Gli italiani ai quali si fa riferimento nel post sono due tossicodipendenti con altri problemi e per questo seguiti dagli enti competenti. I gentiluomini di colore, invece, sono una ventina, la maggior parte spacciatori e delinquenti, in possesso di un permesso concesso dalla criminalità locale. Effettivamente, cara Lupis, siamo di fronte a un chiarissimo esempio di mala integrazione.

La Lupis, che in passato abbiamo seguito e intervistato in occasione della lotta contro gli sfratti esecutivi della povera gente, avrebbe voluto chiudere lei e non gli “infami della Polizia” la sede di Casapound, di quei “bravi ragazzi di merda”. E lo avrebbe voluto fare a modo suo, evidentemente con la violenza che traspare in ogni parola. Violenza contro le istituzioni, a maggior ragione se con addosso una divisa.
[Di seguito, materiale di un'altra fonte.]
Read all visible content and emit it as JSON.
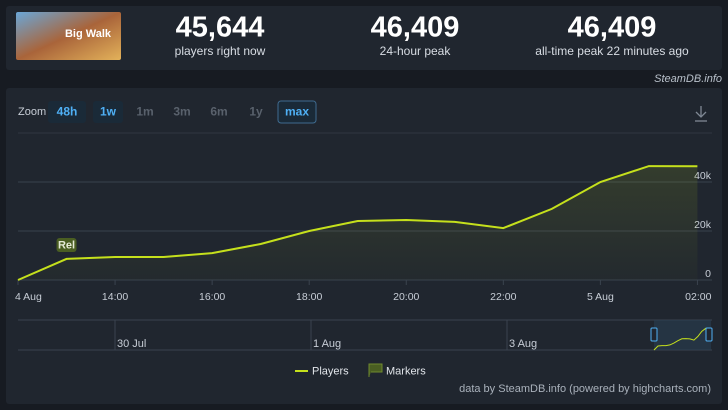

Si è scagliata persino contro il Sindaco Antonio Decaro, che ancora consente ai compagni di tenere in ostaggio un luogo pubblico come la Caserma Rossani: alcol, droga, schiamazzi e feste abusive a pagamento. D’inverno va un po’ meglio per la gente della zona.

Dunque, come scrive Max Armenise in riferimento alla chiusura di Casapound e alla nostra aggressione: “Praticamente ambo secco sulla ruota di Bari” perché, secondo Benny Maffei: “Loconte merda era e merda sarà”. Non augurerò il male ad Annalinda Lupis né ai suoi compagni, appoggiati direttamente e indirettamente da questa Amministrazione comunale, che non si è degnata di proferire una sola parola su quanto accaduto. Camminiamo spesso sul filo sottilissimo del limite, qualche volta è successo di oltrepassarlo, ma in nessun caso per il nostro tornaconto.

Forse la Lupis non ci ha perdonato l’aver definito baby vandali i ragazzini – a quanto pare c’era anche suo figlio – che qualche tempo fa tiravano pallonate contro auto e saracinesche in piazza Risorgimento. Eppure quante volte abbiamo raccontato le difficoltà di quel quartiere, la propaganda fatta per tenere tutti a dormire.

La Lupis e i suoi “compagni” hanno la memoria corta e la mano veloce. Tant’è. “Qui (al Libertà ndr.) glielo hanno detto con gentilezza (a Loconte ndr.) che non addà venì cchiù a cacàocàzz”, scrive ancora la Lupis. A lei e a quanti vivono spinti da ideologie anacronistiche, incapaci di trovare rimedi alla disoccupazione, al malaffare e alla povertà, vogliamo solo dire che torneremo in via Davanzati, ma anche al Libertà. Lupis, non possiamo stare simpatici a tutti, ma noi, a differenza vostra, siamo non violenti e disponibili al confronto con chiunque.